# Cyclic group problem

• September 29th 2007, 09:28 PM
Cyclic group problem
Let G be a group of order 25. Prove that G is cyclic or g^5=e for all g in G.
• September 30th 2007, 04:35 AM
Rebesques
Well, it is either cyclic or not.

Suppose it is not cyclic and choose an element g in G. The order of g, <g>, must divide the order of G, so <g> divides 25 or <g> is 1 or 5 or 25. In every case, the result holds true.
• September 30th 2007, 09:14 AM
Oh, man, this problem is easy.
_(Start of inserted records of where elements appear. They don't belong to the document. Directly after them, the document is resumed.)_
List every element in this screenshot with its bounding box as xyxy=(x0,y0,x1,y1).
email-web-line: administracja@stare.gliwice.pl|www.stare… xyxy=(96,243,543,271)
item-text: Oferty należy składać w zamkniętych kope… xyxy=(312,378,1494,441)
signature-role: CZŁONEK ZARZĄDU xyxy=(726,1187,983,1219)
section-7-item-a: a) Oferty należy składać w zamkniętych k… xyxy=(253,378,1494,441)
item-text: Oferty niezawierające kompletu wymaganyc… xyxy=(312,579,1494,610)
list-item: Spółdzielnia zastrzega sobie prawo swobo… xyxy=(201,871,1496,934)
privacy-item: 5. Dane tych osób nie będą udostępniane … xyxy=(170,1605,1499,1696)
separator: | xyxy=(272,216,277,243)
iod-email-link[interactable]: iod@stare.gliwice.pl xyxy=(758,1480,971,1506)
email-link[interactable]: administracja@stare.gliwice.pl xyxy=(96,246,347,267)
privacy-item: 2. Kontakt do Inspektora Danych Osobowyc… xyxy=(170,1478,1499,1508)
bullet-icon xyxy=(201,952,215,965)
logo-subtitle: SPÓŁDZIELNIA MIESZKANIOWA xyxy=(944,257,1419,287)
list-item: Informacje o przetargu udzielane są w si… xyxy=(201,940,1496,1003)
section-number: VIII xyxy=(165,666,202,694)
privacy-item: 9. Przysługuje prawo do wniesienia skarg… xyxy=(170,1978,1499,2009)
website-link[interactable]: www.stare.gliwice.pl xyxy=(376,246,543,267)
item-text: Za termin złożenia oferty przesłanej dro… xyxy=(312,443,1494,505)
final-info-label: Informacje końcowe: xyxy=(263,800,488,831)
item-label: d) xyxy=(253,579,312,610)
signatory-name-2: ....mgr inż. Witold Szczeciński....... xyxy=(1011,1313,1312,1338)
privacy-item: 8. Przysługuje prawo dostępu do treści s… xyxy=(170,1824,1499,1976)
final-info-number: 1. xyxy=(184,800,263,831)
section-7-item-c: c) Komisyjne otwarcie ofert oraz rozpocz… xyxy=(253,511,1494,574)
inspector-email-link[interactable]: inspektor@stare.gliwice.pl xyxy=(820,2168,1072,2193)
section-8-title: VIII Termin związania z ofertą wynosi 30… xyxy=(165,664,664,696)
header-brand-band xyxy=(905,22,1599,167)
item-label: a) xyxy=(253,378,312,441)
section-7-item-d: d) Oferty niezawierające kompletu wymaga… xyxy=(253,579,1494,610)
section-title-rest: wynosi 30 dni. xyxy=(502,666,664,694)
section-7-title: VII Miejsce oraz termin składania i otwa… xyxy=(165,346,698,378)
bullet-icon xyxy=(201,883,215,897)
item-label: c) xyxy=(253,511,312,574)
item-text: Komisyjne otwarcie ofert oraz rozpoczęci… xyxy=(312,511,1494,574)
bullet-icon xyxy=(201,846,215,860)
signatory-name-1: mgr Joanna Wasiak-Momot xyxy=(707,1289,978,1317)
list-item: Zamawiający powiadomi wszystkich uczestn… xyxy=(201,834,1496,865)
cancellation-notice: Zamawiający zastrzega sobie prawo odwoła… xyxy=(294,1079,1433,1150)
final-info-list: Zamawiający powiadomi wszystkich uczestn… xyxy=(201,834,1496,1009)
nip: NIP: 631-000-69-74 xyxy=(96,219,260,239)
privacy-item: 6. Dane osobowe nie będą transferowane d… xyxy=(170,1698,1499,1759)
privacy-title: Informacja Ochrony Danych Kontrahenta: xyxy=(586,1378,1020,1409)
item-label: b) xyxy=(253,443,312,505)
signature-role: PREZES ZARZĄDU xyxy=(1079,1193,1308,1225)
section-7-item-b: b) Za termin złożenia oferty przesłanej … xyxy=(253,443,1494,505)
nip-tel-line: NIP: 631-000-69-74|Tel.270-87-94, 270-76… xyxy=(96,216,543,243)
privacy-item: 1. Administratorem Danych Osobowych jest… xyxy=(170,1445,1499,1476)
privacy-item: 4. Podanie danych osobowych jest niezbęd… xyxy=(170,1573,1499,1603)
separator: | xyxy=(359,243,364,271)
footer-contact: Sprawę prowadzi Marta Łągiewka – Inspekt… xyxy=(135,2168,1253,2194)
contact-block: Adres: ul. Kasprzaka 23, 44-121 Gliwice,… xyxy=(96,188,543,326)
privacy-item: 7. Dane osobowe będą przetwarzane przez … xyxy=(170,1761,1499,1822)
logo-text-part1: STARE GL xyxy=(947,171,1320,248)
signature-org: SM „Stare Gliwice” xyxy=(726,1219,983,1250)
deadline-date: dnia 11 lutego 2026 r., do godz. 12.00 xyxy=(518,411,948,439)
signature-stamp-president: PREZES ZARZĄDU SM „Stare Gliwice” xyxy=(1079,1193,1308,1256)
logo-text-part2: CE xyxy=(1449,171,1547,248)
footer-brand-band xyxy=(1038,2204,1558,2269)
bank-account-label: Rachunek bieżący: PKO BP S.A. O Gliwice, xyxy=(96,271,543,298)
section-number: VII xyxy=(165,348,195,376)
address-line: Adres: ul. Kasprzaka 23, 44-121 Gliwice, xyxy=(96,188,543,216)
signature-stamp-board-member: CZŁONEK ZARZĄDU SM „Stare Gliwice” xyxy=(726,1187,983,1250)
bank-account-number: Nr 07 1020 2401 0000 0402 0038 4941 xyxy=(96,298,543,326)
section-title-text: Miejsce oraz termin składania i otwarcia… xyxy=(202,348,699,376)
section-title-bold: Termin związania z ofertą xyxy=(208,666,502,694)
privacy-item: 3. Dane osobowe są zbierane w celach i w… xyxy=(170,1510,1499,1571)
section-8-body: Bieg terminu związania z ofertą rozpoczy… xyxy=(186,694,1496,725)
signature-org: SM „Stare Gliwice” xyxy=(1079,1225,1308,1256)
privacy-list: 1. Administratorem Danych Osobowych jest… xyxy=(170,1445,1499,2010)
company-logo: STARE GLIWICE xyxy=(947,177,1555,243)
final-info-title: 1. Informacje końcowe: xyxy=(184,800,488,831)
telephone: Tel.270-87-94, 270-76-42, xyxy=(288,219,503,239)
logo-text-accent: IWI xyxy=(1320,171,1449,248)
I really should have gotten it.

Thanks.
• September 30th 2007, 09:18 AM
ThePerfectHacker
The group is not necessarity cyclic, how about $\mathbb{Z}_5\times \mathbb{Z}_5$.

If $G$ is cyclic then it is clearly true because $G\simeq \mathbb{Z}_{25}$ and $\left< 5 \right> = \{ 0,5,10,15,20\}$.

If $G$ is not cyclic then choose $x\in G$ so that $x\not = e$. Then $\left< x\right>$ is a subgroup of $G$. It cannot (subgroup) have order 1 because it is not identity and it cannot be 25 (the full group) because we assumed it is not cyclic. Thus it must be 5 by Lagrange's theorem.
• October 2nd 2007, 11:32 AM
Rebesques
I don't see where you disagree PH :o
• October 2nd 2007, 06:15 PM
ThePerfectHacker
Quote:

Originally Posted by Rebesques
I don't see where you disagree PH :o

I do not. I wanted to be more clear to tttcomrader.